This document assumes a broad general understanding of kernel programming concepts. There are many good introductory operating systems texts. This is not one of them. For more information on basic operating systems programming, you should consider the texts mentioned in the bibliography at the end of this document.
Many developers are justifiably cautious about programming in the kernel. A decision to program in the kernel is not to be taken lightly. Kernel programmers have a responsibility to users that greatly surpasses that of programmers who write user programs.
Why You Should Avoid Programming in the Kernel
Kernel code must be nearly perfect. A bug in the kernel could cause random crashes, data corruption, or even render the operating system inoperable. It is even possible for certain errant operations to cause permanent and irreparable damage to hardware, for example, by disabling the cooling fan and running the CPU full tilt.

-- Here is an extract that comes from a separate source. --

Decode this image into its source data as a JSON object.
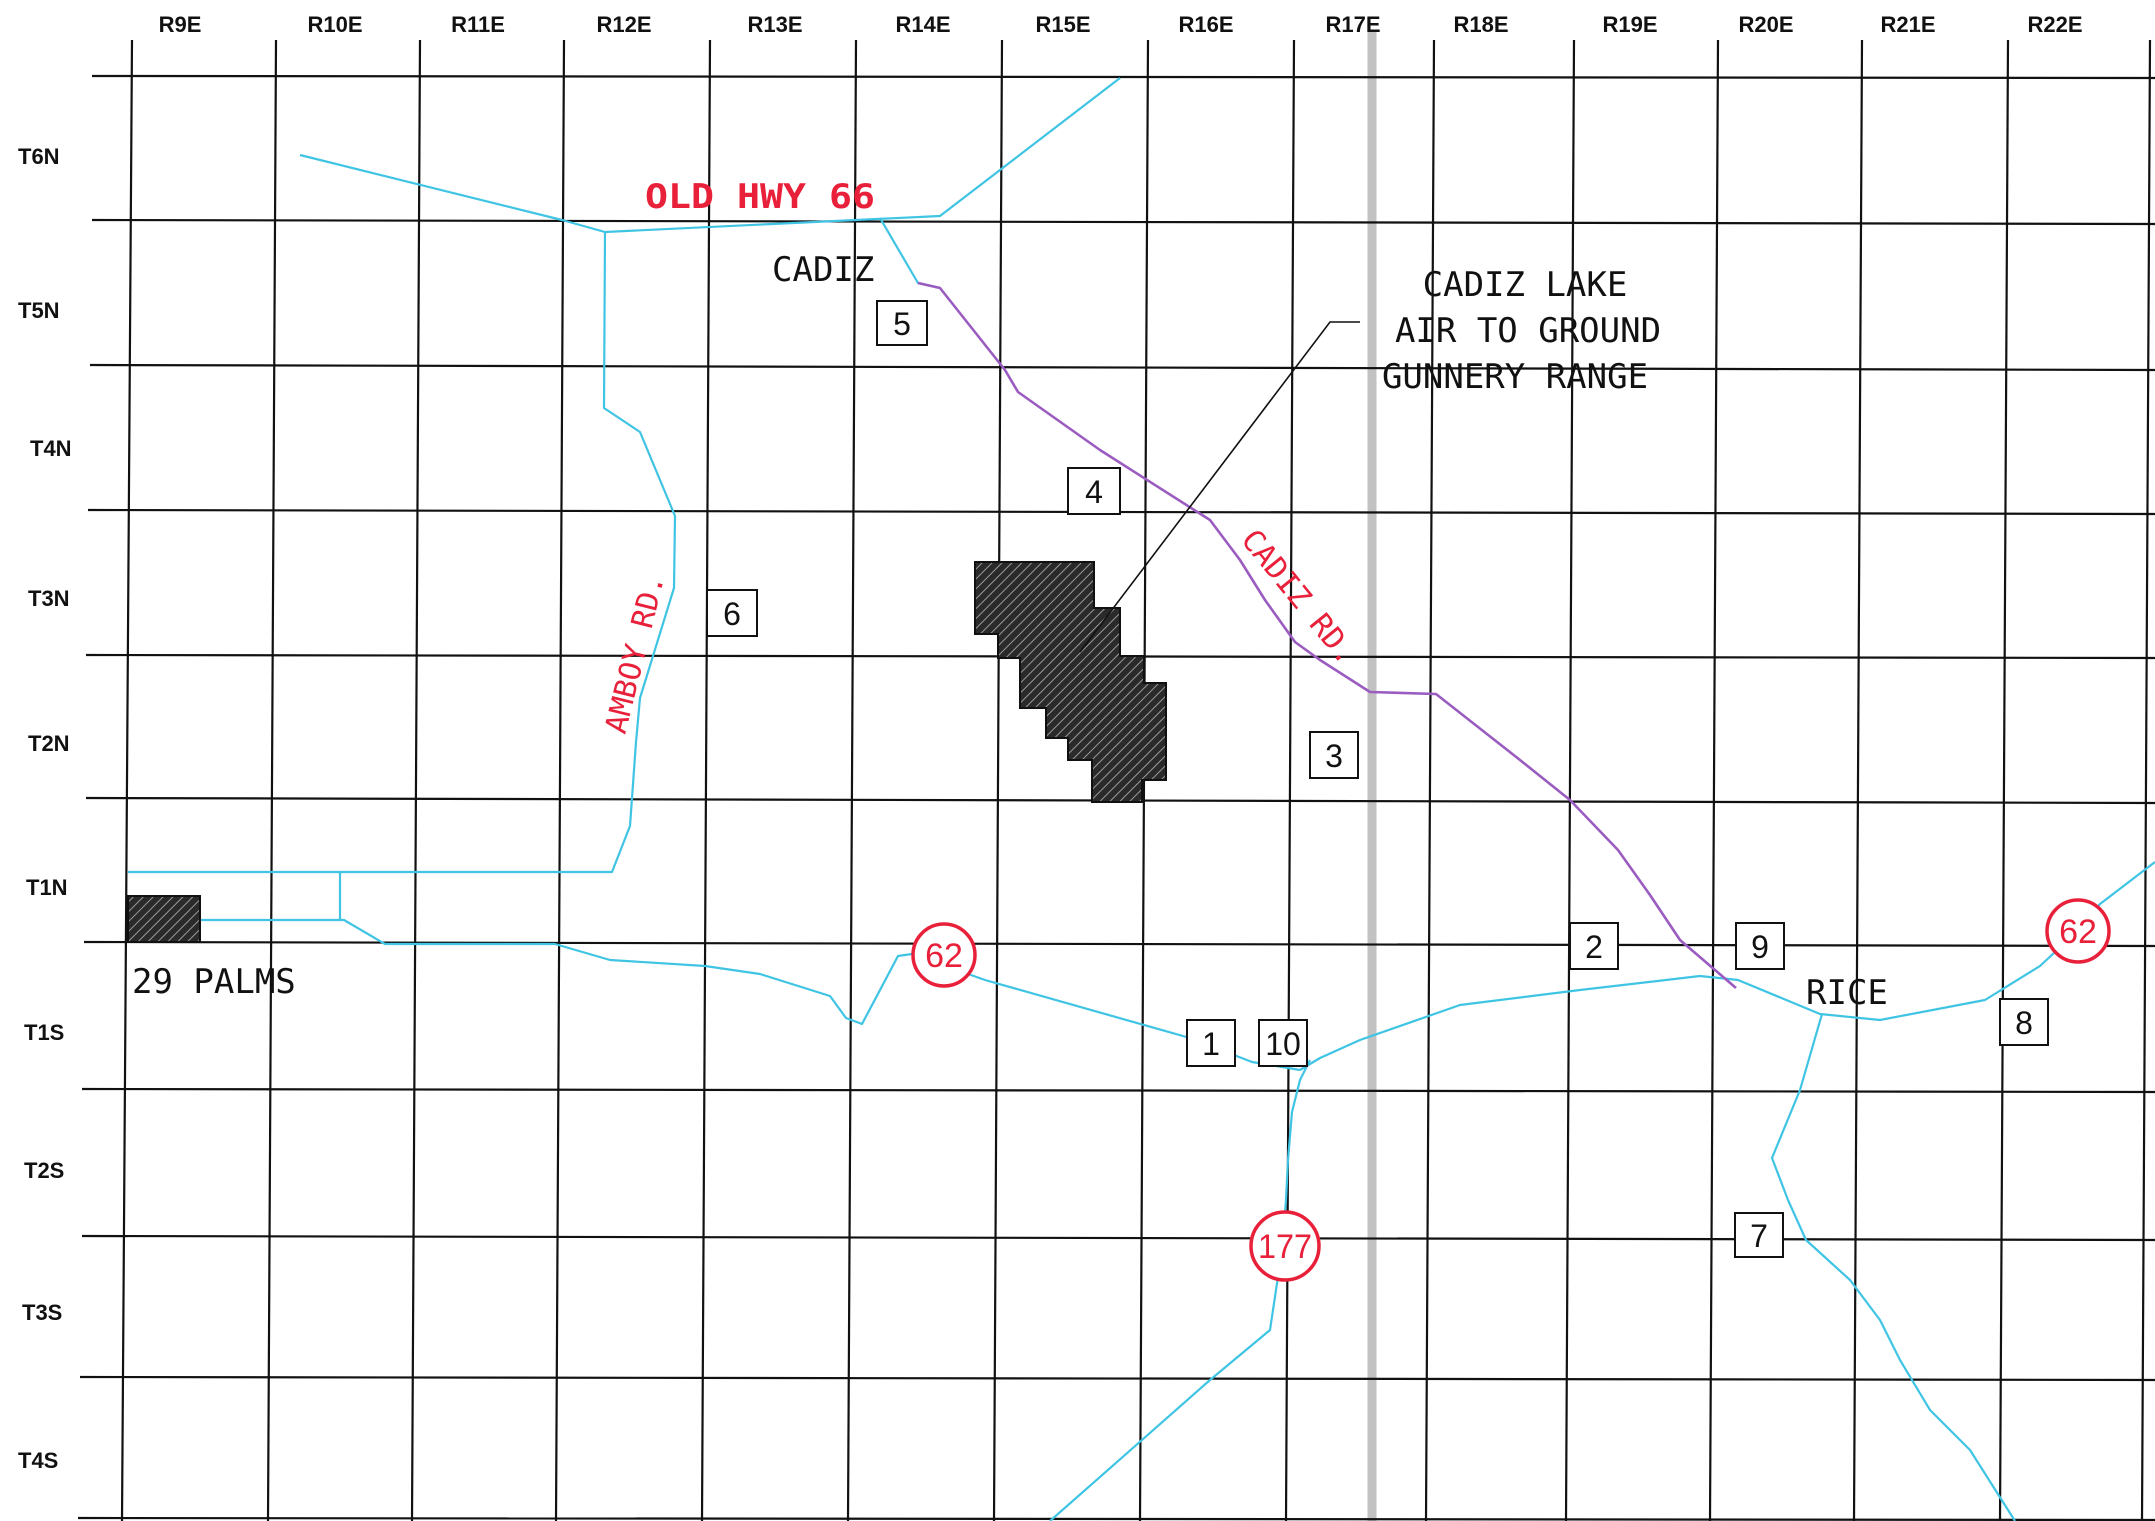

Kernel programming is a black art that should be avoided if at all possible. Fortunately, kernel programming is usually unnecessary. You can write most software entirely in user space. Even most device drivers (FireWire and USB, for example) can be written as applications, rather than as kernel code. A few low-level drivers must be resident in the kernel's address space, however, and this document might be marginally useful if you are writing drivers that fall into this category.
Despite parts of this document being useful in driver writing, this is not a document about writing drivers. In OS X, you write device drivers using the I/O Kit. While this document covers the I/O Kit at a conceptual level, the details of I/O Kit programming are beyond the scope of this document. Driver writers are encouraged to read IOKit Fundamentals for detailed information about the I/O Kit.
This document covers most aspects of kernel programming with the exception of device drivers. Covered topics include scheduling, virtual memory pagers and policies, Mach IPC, file systems, networking protocol stacks, process and thread management, kernel security, synchronization, and a number of more esoteric topics.
To summarize, kernel programming is an immense responsibility. You must be exceptionally careful to ensure that your code does not cause the system to crash, does not provide any unauthorized user access to someone else’s files or memory, does not introduce remote or local root exploits, and does not cause inadvertent data loss or corruption.